Another significant barrier to entry into the marketplace is our painfully outdated patent processes. The system has been weaponized in part because it allows companies to protect products they have not even made. We cannot function in a business landscape where companies with the money to hire lawyers to file hundreds of patents are able to further their position of dominance while stifling any perspective competition. In 2019, the U.S. Patent and Trademark Office granted nearly 400,000 patents. This number has doubled since 2006, quadrupled since 1990, and is 8 times the number of patents granted in 1963 (49,000). Another worrisome statistic is the declining percent share of these patents that originated in the US. In 1963, 18% of the patents granted were of foreign origin. In 2011, the percent share of patents granted each year that were of foreign origin passed the 50% mark and it has remained over half since then.
The emergence of patent trolls, people who aggressively file patent infringement lawsuits with the intent to restrict the marketplace, has had a chilling effect on small companies. In 2005, patent trolls sued 800 small businesses which in this study was defined as a company with less than $100 million in annual revenue. By 2011, the yearly total of small companies sued by patent trolls was 2,900 companies with a median annual revenue of $10.3 million. The costs of these often-frivolous lawsuits is in the tens of billions of dollars. That is money that could have been spent on improving products or hiring more people instead of further inflating the salary of patent lawyers.
Policymakers may or may not be able to do their own taxes, but it is definitely within their jurisdiction to streamline the process.

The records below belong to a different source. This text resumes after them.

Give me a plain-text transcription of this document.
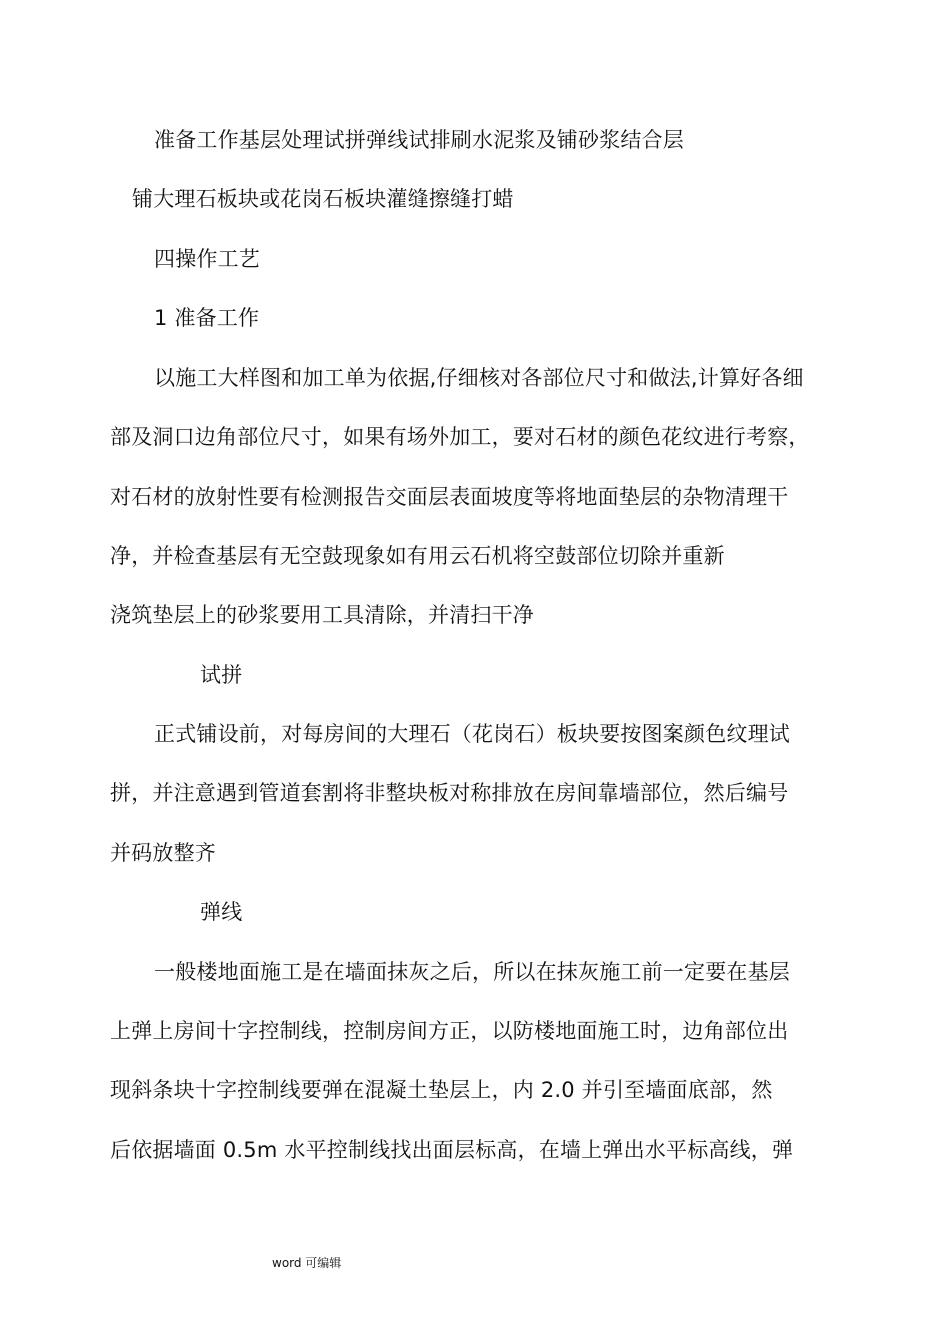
准备工作基层处理试拼弹线试排刷水泥浆及铺砂浆结合层
铺大理石板块或花岗石板块灌缝擦缝打蜡
四操作工艺
1 准备工作
以施工大样图和加工单为依据,仔细核对各部位尺寸和做法,计算好各细
部及洞口边角部位尺寸，如果有场外加工，要对石材的颜色花纹进行考察，
对石材的放射性要有检测报告交面层表面坡度等将地面垫层的杂物清理干
净，并检查基层有无空鼓现象如有用云石机将空鼓部位切除并重新
浇筑垫层上的砂浆要用工具清除，并清扫干净
试拼
正式铺设前，对每房间的大理石（花岗石）板块要按图案颜色纹理试
拼，并注意遇到管道套割将非整块板对称排放在房间靠墙部位，然后编号
并码放整齐
弹线
一般楼地面施工是在墙面抹灰之后，所以在抹灰施工前一定要在基层
上弹上房间十字控制线，控制房间方正，以防楼地面施工时，边角部位出
现斜条块十字控制线要弹在混凝土垫层上，内 2.0 并引至墙面底部，然
后依据墙面 0.5m 水平控制线找出面层标高，在墙上弹出水平标高线，弹
word 可编辑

The government can also take steps to simplify the corporate tax code. Policymakers may or may not be able to do their own taxes, but it is definitely within their jurisdiction to streamline the process. As Trump recently highlighted, the ease with which accountants manipulate our corporate tax structure is outrageous. Much of this problem can be traced back to members of Congress who are incapable of have anything close to a reasonable conversation about taxes. Loopholes are inevitable, so we need mechanisms that have the ability to close them as soon as they are discovered. This will also require a better funded IRS and a set of meaningful deterrents that encourage business leaders to think twice about serial tax avoidance. Additionally, closing offshore tax havens and treating smaller businesses differently from large corporations will create a more predictable landscape for smaller businesses by ensuring that they understand what their tax liabilities look like over the next five to ten years. A simplified cooperate tax code will also ensure that small companies do not get caught in some obscure tax that made sense 40 years ago and that the accounting teams at larger corporations have already figured out how not to pay.
A market that fosters innovation by regulating monopolies, creates competition by limiting barriers to entry into the marketplace, and lifts unnecessary burdens off of businesses sounds significantly freer than the market we have today. This is a hefty goal, but one that is achievable with the support of a center-right and Democratic coalition.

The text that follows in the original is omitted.